Social Problems
- Language: English
- Edited by: Annulla Linders and Earl Wright II

Publication details
- History: 1953–present
- Publisher: Oxford University Press (United Kingdom)
- Frequency: Quarterly
- Impact factor: 2.071 (2017)

Standard abbreviations
- ISO 4: Soc. Probl.

Indexing
- CODEN: SOPRAG
- ISSN: 0037-7791 (print) 1533-8533 (web)
- LCCN: 56038132
- JSTOR: 00377791
- OCLC no.: 1667861

Links
- Journal homepage; Online archive;

= Social Problems =

Sociology journal

Social Problems is the official publication of the Society for the Study of Social Problems. Social Problems are universal in nature, but their intensity and type change from society to society. Social problems are socially relative. It is a quarterly peer-reviewed journal published by Oxford University Press since 2015 and formerly published by University of California Press.

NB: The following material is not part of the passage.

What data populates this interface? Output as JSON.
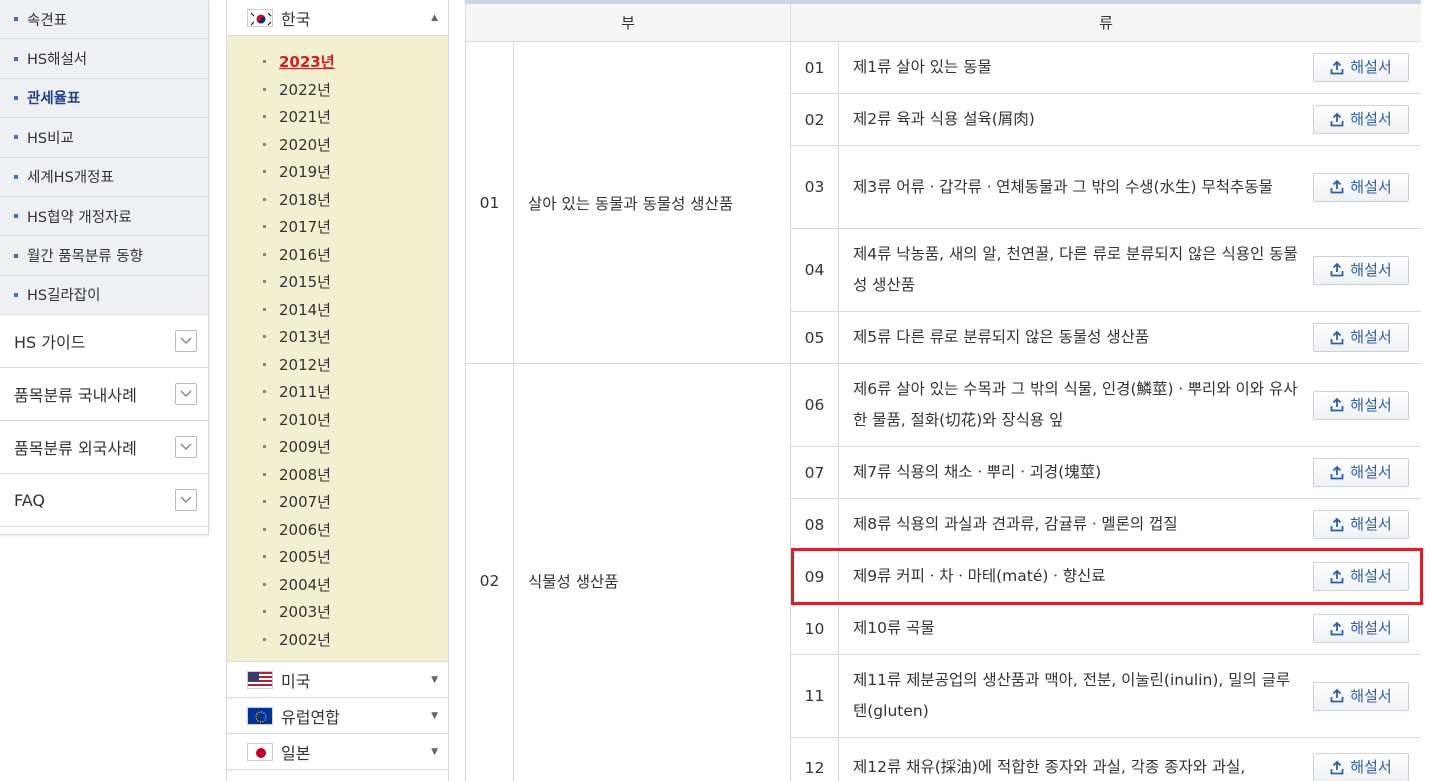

It was established in 1953. Some of the areas covered by the journal include conflict, social action, and change; crime and juvenile delinquency; drinking and drugs; health, health policy, and health services; mental health; poverty, class, and inequality; racial and ethnic minorities; sexual behavior, politics, and communities; and youth, aging, and the life course. The journal is co-edited by Annulla Linders and Earl Wright II (University of Cincinnati).

== Abstracting and indexing ==
Social Problems is abstracted and indexed in the Social Sciences Citation Index. According to the Journal Citation Reports, the journal has a 2017 impact factor of 2.071, ranking it 30th out of 146 journals in the category "Sociology".